In some versions of Windows Vista, Windows 7, Windows Server 2008 and Windows Server 2008 R2, there is a powerful disk encryption tool called BitLocker. By default, this tool uses AES (Advanced Encryption Standard) encoder operating under CBC (Cipher-Block Chaining) mode.
In addition, we can use many other third-party disk encryption tools to encrypt the entire drive. When encrypting the entire drive, users will not be able to access the data in it. Data will be encrypted automatically when written to this drive, and will be automatically decrypted before being loaded into memory. Some tools can create invisible storage areas inside a partition, then act as hidden drives inside a drive. Other users can only see data in the external drive.
These disk encryption tools can be used to encrypt removable drives. Some allow you to create a master password with lower-level extra passwords for other users, such as Whole Disk Encryption, Drive Crypt, etc.

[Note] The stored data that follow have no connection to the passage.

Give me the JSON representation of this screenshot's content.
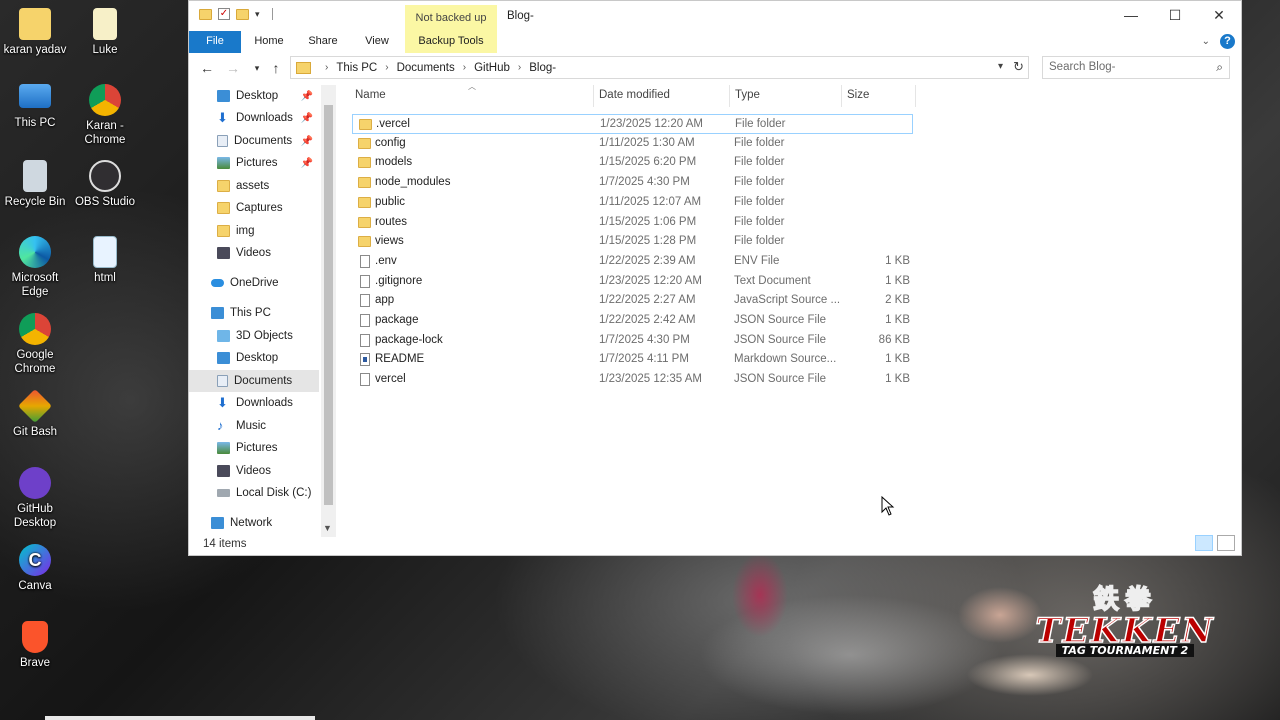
{
  "desktop": {
    "icons": [
      {
        "label": "karan yadav",
        "icon": "user-folder-icon"
      },
      {
        "label": "Luke",
        "icon": "file-icon"
      },
      {
        "label": "This PC",
        "icon": "monitor-icon"
      },
      {
        "label": "Karan - Chrome",
        "icon": "chrome-icon"
      },
      {
        "label": "Recycle Bin",
        "icon": "recycle-bin-icon"
      },
      {
        "label": "OBS Studio",
        "icon": "obs-icon"
      },
      {
        "label": "Microsoft Edge",
        "icon": "edge-icon"
      },
      {
        "label": "html",
        "icon": "html-file-icon"
      },
      {
        "label": "Google Chrome",
        "icon": "chrome-icon"
      },
      {
        "label": "Git Bash",
        "icon": "git-bash-icon"
      },
      {
        "label": "GitHub Desktop",
        "icon": "github-icon"
      },
      {
        "label": "Canva",
        "icon": "canva-icon"
      },
      {
        "label": "Brave",
        "icon": "brave-icon"
      }
    ],
    "wallpaper_logo": {
      "kanji": "鉄拳",
      "word": "TEKKEN",
      "sub": "TAG TOURNAMENT 2"
    }
  },
  "window": {
    "title": "Blog-",
    "context_tab": "Not backed up",
    "ribbon_tabs": [
      "File",
      "Home",
      "Share",
      "View",
      "Backup Tools"
    ],
    "controls": {
      "minimize": "—",
      "maximize": "☐",
      "close": "✕"
    },
    "help": "?"
  },
  "address": {
    "crumbs": [
      "This PC",
      "Documents",
      "GitHub",
      "Blog-"
    ],
    "search_placeholder": "Search Blog-"
  },
  "nav": {
    "quick_access": [
      {
        "label": "Desktop",
        "icon": "desktop-icon",
        "pinned": true
      },
      {
        "label": "Downloads",
        "icon": "download-icon",
        "pinned": true
      },
      {
        "label": "Documents",
        "icon": "documents-icon",
        "pinned": true
      },
      {
        "label": "Pictures",
        "icon": "pictures-icon",
        "pinned": true
      },
      {
        "label": "assets",
        "icon": "folder-icon",
        "pinned": false
      },
      {
        "label": "Captures",
        "icon": "folder-icon",
        "pinned": false
      },
      {
        "label": "img",
        "icon": "folder-icon",
        "pinned": false
      },
      {
        "label": "Videos",
        "icon": "videos-icon",
        "pinned": false
      }
    ],
    "onedrive": "OneDrive",
    "this_pc": "This PC",
    "this_pc_items": [
      {
        "label": "3D Objects",
        "icon": "3d-objects-icon"
      },
      {
        "label": "Desktop",
        "icon": "desktop-icon"
      },
      {
        "label": "Documents",
        "icon": "documents-icon",
        "selected": true
      },
      {
        "label": "Downloads",
        "icon": "download-icon"
      },
      {
        "label": "Music",
        "icon": "music-icon"
      },
      {
        "label": "Pictures",
        "icon": "pictures-icon"
      },
      {
        "label": "Videos",
        "icon": "videos-icon"
      },
      {
        "label": "Local Disk (C:)",
        "icon": "disk-icon"
      }
    ],
    "network": "Network"
  },
  "columns": {
    "name": "Name",
    "date": "Date modified",
    "type": "Type",
    "size": "Size"
  },
  "files": [
    {
      "name": ".vercel",
      "date": "1/23/2025 12:20 AM",
      "type": "File folder",
      "size": "",
      "kind": "folder"
    },
    {
      "name": "config",
      "date": "1/11/2025 1:30 AM",
      "type": "File folder",
      "size": "",
      "kind": "folder"
    },
    {
      "name": "models",
      "date": "1/15/2025 6:20 PM",
      "type": "File folder",
      "size": "",
      "kind": "folder"
    },
    {
      "name": "node_modules",
      "date": "1/7/2025 4:30 PM",
      "type": "File folder",
      "size": "",
      "kind": "folder"
    },
    {
      "name": "public",
      "date": "1/11/2025 12:07 AM",
      "type": "File folder",
      "size": "",
      "kind": "folder"
    },
    {
      "name": "routes",
      "date": "1/15/2025 1:06 PM",
      "type": "File folder",
      "size": "",
      "kind": "folder"
    },
    {
      "name": "views",
      "date": "1/15/2025 1:28 PM",
      "type": "File folder",
      "size": "",
      "kind": "folder"
    },
    {
      "name": ".env",
      "date": "1/22/2025 2:39 AM",
      "type": "ENV File",
      "size": "1 KB",
      "kind": "doc"
    },
    {
      "name": ".gitignore",
      "date": "1/23/2025 12:20 AM",
      "type": "Text Document",
      "size": "1 KB",
      "kind": "doc"
    },
    {
      "name": "app",
      "date": "1/22/2025 2:27 AM",
      "type": "JavaScript Source ...",
      "size": "2 KB",
      "kind": "js"
    },
    {
      "name": "package",
      "date": "1/22/2025 2:42 AM",
      "type": "JSON Source File",
      "size": "1 KB",
      "kind": "js"
    },
    {
      "name": "package-lock",
      "date": "1/7/2025 4:30 PM",
      "type": "JSON Source File",
      "size": "86 KB",
      "kind": "js"
    },
    {
      "name": "README",
      "date": "1/7/2025 4:11 PM",
      "type": "Markdown Source...",
      "size": "1 KB",
      "kind": "md"
    },
    {
      "name": "vercel",
      "date": "1/23/2025 12:35 AM",
      "type": "JSON Source File",
      "size": "1 KB",
      "kind": "js"
    }
  ],
  "status": {
    "item_count": "14 items"
  }
}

Take advantage of Public Key Infrastructure
A Public Key Infrastructure (PKI) is a system that manages Private Key and Public Key folders, and digital licenses. Because the Key and license are issued by a trusted third-party tool, the license platform is secure, which the system provides is quite strong.
We can secure the data we want to share with others by encrypting this data with a Public Key and a shared person. All users in the network will see this data, but only users with Private Key corresponding to Public Key can decrypt.
Hide data with Steganography encoding
Steganography is a type of encryption that creates hidden email in which only senders and recipients know the existence of this email.
We can use a Steganography application to hide data inside other data. For example, we can hide a text email in a .JPG image file or an MP3 music file, etc.
Steganography does not perform email encryption, so it is often used with encryption software. First the data will be encrypted, then hide it inside another file with a Steganography software.
Some Steganography-style encryption tools require the exchange of a secret Key, while others use Private and Public cryptographic keys. A good example of Steganography software is StegoMagic. This is a free software that encrypts email and hides them in .TXT, .WAV, or .BMP files.
Protect data sent by securing IP
Our data can be stolen by hackers while transmitting over the network with a Sniffer software. To protect data while it is being transmitted over the network, we can use Internet Protocol Security (IPSec), however both the sending system and the receiving system must support IPSec. Since Windows 2000, Windows has built-in support for IPSec. Applications do not have to recognize IPSec because it operates at a low-level network model.
Encapsulating Security Payload (ESP) is the protocol IPSec uses to encrypt data. IPSec can operate under tunnel mode to provide protection at the gateway, or in transmission mode to provide protection when data is being transmitted. To use IPSec in Windows, we must create an IPSec policy, select the authentication method and the IP filters to use. To configure IPSec settings, open the Properties properties window of TCP / IP on the Options tab of Advanced TCP / IP Settings .
Secure data transmitted via Wifi network
The data that we send over Wifi networks is more vulnerable than when sending via an Ethernet network. Hackers do not need to physically access the network or devices on it, any laptop user who has Wi-Fi enabled and a powerful transceiver antenna can steal data or break into the network. and access to data stored on that network if the WiFi access point is not configured securely.
We should only send and store data for encrypted Wi-Fi networks. To encrypt the Wifi network, it's best to use WPA / WPA2 in conjunction with AES instead of Wired Equivalent Protocol (WEP).
Use Rights Management to maintain control
If you need to send data to other users but we are worried about protecting this data when it is no longer on our system, we can use Windows Rights Management Services (RMS) to check it. Control the behavior of the recipient for the data they receive. For example, we can assign permissions so that the recipient can read the received Word document but cannot edit, copy or save this document. In addition, we can block the recipient from forwarding the email we send, or set the expiry date for the email or the document so that the recipient cannot access it after that time.
To use RMS, we need to configure Windows Server 2003 as an RMS server. Users need to use Internet Explorer or install client software to access RMS-protected documents. Authorized users need to download a license from the RMS server.
Hopefully some of the above solutions can make your computer and data safer in this age of cyber security.